Effective ways to enhance the photocatalytic activity of ZnO nanopowders: high crystalline degree, more oxygen vacancies, and preferential growth

Abstract

The practical application of ZnO nanopowders (NPs) in purifying wastewater could be determined by some issues, such as low-cost and scalable preparation, high photocatalytic activity, antiphotocorrosion, and convenient recycling. In this contribution, a series of ZnO NPs were prepared in a scalable way in the 220 °C, 250 °C and 280 °C autoclaves, respectively. The structural, morphological and surface details of the samples were systematically examined by XRD, SEM, FT-IR, TEM, Raman, PL, and UV-visible spectroscopy. Along with the increase of the reaction temperature, the mean diameter of ZnO NPs increased in the range of 110–130 nm, and the color of the products was lighter, resulting in a smaller surface area but a stronger UV absorbance in the region of 200–400 nm.
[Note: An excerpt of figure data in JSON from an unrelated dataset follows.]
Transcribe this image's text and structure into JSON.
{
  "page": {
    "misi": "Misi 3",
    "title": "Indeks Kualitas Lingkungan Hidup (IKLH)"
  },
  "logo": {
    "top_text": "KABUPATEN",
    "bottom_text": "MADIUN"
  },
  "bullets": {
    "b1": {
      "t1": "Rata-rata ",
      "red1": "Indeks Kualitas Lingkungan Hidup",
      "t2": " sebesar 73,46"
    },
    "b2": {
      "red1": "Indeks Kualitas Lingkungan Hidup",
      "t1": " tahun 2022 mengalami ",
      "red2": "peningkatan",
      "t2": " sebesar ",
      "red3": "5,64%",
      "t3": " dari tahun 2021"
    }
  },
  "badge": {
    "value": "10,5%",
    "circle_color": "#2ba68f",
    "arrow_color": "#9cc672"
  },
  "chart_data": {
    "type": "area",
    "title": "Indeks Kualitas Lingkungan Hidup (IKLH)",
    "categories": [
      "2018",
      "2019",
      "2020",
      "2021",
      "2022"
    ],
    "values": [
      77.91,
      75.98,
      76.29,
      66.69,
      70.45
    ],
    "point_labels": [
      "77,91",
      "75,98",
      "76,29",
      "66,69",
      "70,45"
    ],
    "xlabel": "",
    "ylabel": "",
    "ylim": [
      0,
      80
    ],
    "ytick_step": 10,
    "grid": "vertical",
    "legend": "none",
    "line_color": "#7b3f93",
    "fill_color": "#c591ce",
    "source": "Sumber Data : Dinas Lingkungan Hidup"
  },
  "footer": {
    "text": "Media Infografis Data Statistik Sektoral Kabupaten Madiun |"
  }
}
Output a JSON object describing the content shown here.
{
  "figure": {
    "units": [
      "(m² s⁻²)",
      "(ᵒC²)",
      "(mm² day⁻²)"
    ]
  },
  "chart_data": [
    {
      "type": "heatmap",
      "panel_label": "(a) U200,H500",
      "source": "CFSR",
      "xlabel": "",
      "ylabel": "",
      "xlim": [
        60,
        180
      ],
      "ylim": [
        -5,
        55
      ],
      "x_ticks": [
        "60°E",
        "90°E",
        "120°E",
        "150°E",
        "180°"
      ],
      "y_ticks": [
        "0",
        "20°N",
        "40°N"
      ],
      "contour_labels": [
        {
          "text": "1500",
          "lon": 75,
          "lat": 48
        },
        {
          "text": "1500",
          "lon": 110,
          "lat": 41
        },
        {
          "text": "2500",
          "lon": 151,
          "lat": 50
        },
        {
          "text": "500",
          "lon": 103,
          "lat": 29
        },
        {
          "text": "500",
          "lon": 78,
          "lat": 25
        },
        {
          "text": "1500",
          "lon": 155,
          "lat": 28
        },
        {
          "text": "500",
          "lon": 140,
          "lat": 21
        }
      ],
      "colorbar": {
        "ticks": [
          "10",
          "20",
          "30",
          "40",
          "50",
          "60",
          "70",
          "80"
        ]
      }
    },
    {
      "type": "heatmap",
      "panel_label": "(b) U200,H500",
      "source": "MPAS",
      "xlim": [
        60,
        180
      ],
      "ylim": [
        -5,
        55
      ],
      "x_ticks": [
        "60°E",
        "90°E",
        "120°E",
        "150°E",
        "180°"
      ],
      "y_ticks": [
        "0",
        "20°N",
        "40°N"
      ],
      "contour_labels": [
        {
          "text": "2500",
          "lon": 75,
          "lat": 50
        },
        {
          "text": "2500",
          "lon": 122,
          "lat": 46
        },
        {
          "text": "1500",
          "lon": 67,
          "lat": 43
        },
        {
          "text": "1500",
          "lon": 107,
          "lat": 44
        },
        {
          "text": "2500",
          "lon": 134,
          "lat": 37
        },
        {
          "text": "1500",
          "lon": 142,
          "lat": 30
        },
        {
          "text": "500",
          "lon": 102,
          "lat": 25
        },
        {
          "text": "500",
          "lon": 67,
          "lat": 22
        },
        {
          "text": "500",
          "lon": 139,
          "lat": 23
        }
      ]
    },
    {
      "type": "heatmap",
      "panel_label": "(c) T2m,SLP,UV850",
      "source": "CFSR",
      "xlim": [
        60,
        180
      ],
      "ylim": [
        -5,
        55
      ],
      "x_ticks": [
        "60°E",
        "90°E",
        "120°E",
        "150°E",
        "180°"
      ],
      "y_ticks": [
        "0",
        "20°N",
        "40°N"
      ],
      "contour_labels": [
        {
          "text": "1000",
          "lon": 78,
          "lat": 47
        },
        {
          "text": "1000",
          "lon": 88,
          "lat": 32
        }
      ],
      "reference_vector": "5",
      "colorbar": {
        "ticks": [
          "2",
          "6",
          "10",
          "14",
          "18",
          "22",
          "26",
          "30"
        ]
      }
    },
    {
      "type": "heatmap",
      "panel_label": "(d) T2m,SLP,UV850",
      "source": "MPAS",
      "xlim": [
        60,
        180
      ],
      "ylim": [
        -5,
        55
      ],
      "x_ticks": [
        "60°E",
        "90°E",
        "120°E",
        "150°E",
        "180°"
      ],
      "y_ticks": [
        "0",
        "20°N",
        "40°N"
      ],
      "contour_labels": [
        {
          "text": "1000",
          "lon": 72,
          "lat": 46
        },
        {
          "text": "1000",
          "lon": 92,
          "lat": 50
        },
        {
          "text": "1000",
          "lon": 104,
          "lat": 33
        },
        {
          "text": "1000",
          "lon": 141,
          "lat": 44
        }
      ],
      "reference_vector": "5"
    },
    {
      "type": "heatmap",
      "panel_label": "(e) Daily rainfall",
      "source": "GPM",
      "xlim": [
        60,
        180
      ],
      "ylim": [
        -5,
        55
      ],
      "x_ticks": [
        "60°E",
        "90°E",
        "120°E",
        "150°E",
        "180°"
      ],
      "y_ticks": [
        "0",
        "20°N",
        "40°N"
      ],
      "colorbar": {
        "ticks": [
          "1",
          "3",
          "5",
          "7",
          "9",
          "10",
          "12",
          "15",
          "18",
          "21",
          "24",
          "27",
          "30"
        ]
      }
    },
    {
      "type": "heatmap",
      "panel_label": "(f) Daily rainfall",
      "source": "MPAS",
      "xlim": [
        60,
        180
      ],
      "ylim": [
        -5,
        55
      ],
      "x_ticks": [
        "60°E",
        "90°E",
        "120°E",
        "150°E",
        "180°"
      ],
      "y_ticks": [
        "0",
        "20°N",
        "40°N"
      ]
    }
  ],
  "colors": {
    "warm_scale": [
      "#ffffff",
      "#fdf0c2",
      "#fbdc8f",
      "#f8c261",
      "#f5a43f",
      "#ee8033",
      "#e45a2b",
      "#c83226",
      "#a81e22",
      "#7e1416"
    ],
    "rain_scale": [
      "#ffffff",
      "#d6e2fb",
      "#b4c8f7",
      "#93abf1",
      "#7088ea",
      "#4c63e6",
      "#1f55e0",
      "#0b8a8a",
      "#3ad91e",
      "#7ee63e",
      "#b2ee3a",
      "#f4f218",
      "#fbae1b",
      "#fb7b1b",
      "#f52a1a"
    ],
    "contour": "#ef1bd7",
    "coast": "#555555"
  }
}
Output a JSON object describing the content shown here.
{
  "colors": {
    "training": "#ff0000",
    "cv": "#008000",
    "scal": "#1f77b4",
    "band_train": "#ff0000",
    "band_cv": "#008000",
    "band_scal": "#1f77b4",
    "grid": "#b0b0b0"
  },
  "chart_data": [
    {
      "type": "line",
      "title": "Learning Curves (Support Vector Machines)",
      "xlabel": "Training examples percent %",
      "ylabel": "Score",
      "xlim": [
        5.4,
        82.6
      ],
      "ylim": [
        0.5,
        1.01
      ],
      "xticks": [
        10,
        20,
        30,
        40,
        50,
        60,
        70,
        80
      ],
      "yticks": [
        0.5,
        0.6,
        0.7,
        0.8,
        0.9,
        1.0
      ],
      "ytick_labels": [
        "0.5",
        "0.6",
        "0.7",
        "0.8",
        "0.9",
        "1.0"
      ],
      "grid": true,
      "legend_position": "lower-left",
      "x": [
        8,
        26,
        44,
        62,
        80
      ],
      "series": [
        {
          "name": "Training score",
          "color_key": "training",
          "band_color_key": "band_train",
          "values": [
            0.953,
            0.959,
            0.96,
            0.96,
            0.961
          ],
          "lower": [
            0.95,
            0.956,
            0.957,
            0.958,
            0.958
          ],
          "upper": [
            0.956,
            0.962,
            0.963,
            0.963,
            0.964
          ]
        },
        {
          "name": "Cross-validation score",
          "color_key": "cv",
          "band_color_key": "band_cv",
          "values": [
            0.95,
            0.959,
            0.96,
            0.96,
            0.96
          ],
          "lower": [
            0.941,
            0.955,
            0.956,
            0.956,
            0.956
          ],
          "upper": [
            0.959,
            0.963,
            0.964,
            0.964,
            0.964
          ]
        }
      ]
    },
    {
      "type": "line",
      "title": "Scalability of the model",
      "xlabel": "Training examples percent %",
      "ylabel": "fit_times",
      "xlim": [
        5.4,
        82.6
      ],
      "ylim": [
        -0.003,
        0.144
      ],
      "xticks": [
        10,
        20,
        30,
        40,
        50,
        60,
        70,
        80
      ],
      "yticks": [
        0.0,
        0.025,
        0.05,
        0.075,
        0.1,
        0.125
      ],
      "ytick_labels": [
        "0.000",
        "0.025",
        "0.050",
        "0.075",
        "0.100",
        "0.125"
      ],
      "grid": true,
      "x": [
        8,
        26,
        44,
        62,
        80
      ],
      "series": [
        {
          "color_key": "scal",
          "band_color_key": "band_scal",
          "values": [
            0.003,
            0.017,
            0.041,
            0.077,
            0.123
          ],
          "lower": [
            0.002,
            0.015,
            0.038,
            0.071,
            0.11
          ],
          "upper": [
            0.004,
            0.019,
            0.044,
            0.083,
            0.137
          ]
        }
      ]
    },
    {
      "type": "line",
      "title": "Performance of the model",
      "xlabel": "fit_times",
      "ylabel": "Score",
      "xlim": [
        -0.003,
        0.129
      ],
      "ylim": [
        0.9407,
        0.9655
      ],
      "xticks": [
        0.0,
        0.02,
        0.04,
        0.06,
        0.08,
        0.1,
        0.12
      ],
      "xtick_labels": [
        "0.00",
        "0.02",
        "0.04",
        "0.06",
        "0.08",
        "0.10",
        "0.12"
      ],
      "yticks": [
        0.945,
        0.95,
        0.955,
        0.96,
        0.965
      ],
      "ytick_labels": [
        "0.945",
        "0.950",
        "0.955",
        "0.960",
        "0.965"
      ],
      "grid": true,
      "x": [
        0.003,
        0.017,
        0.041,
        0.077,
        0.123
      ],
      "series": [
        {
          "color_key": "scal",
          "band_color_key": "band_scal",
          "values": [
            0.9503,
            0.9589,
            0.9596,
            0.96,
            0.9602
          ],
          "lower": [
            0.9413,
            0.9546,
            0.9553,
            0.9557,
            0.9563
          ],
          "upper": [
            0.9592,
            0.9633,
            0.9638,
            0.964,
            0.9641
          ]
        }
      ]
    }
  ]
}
Moreover, the preferential growth along the (002) plane, the crystalline degree and the green emission intensity of ZnO 280 are more overt than those of ZnO 250 and ZnO 220. Some other parameters including stretching vibration and E₂(high) mode of Zn–O bonding or diffraction peaks of ZnO 280 also shifted to lower wavenumbers or lower angles when compared to those of ZnO 220, revealing the existence of more oxygen vacancies in ZnO 280. As expected, ZnO 280 showed the best photocatalytic activity and antiphotocorrosion among the three samples in the degradation of rhodamine B due to the availability of abundant oxygen vacancies, preferential growth along the (002) direction and the high crystalline degree. This suggests that, along with the increase of the preparation temperature, the obtained ZnO nanopowders exhibit better photocatalytic activity. Therefore this work could provide a route to synthesize well crystalline ZnO nanopowders and open up an avenue for commercial applications of ZnO NPs in the treatment of organic wastewater.